Now in ruins, Tolquhon Castle was a grand showplace in the 16th and 17th centuries. In 1420, Sir John Forbes, married Marjory, daughter of Sir Henry Preston, Thane of Fermartyn, who willed the property to Sir John, then 1st Lord of Tolquhon, in 1433. The castle was vastly extended by William Forbes, 7th Lord of Tolquhon, between 1584 and 1589. Between 1690 and 1710, the Forbes of Tolquhon lost a great part of the family fortunes on speculative ventures, such as the Darien Scheme. Tolquhon was seized by the government in 1716 due to the mounting debts. The military had to remove William, 12th Lord Tolquhon, by force. The castle was eventually bought by a clan rival, William Gordon, 2nd Earl of Aberdeen, who used it as a farmhouse and let it decay.

Pitsligo Castle

Pitsligo Castle was the home of the Forbes of Pitsligo for over three centuries. William Forbes of Kynaldy, the younger brother of Alexander, 1st Lord Forbes, acquired the lands of Pitsligo in 1423 on his marriage to Agnes Fraser, elder daughter of Sir William Fraser of Philorth. In 1633, Alexander, the 9th laird, was named Lord Forbes of Pitsligo by an Act of Parliament.

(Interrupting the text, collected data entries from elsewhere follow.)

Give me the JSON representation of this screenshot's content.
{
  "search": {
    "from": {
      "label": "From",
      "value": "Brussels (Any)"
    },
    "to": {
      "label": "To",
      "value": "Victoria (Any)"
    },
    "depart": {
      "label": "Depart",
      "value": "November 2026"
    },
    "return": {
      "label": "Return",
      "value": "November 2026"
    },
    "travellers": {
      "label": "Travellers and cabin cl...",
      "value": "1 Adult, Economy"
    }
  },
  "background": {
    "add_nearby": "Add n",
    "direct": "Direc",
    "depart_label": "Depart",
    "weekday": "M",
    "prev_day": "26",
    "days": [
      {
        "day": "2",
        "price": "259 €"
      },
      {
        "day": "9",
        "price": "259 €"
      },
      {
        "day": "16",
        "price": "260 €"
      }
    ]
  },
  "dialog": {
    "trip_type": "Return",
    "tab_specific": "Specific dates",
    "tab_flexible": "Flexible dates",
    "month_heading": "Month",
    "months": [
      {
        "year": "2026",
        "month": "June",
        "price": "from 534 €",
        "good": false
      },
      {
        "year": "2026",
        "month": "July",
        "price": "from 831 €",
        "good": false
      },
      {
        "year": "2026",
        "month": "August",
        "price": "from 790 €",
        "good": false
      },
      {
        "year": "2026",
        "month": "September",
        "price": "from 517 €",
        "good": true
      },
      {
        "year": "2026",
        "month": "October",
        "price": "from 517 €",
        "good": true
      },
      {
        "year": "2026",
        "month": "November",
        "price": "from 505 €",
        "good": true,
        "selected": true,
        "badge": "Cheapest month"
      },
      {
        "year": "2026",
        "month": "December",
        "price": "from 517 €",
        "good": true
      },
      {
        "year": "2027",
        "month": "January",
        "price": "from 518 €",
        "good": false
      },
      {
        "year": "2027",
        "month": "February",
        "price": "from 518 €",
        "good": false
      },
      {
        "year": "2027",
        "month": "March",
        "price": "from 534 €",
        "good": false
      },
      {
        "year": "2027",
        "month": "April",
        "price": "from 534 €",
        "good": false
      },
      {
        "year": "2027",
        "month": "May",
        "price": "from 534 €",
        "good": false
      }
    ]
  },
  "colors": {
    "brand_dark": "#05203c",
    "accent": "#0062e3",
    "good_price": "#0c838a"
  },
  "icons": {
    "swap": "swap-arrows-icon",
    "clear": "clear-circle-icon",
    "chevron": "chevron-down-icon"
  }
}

The Lords Pitsligo were partisans of the cause of “Bonnie Prince Charlie” to restore the deposed monarchy of the Stuarts over the Hanoverian William III and Mary I. After the 1746 Stuart defeat at Culloden, the crown seized the Pitsligo Estate, ransacked the castle, and declared Alexander, 4th Lord Forbes of Pitsligo, an outlaw.


Fyvie Castle

Fyvie Castle was transformed by the Preston, Meldrum, Gordon and Forbes-Leith families over 800 years. Born in Aberdeen but becoming a steel magnate in the United States, Alexander Leith purchased the castle in 1889. Alexander adopted the additional name Forbes to his surname in memory of his mother, Mary Forbes of Ballogie. In 1984, his grandson, Sir Andrew Forbes- Leith, 3rd Baronet, sold Fyvie Castle and its contents to the National Trust for Scotland.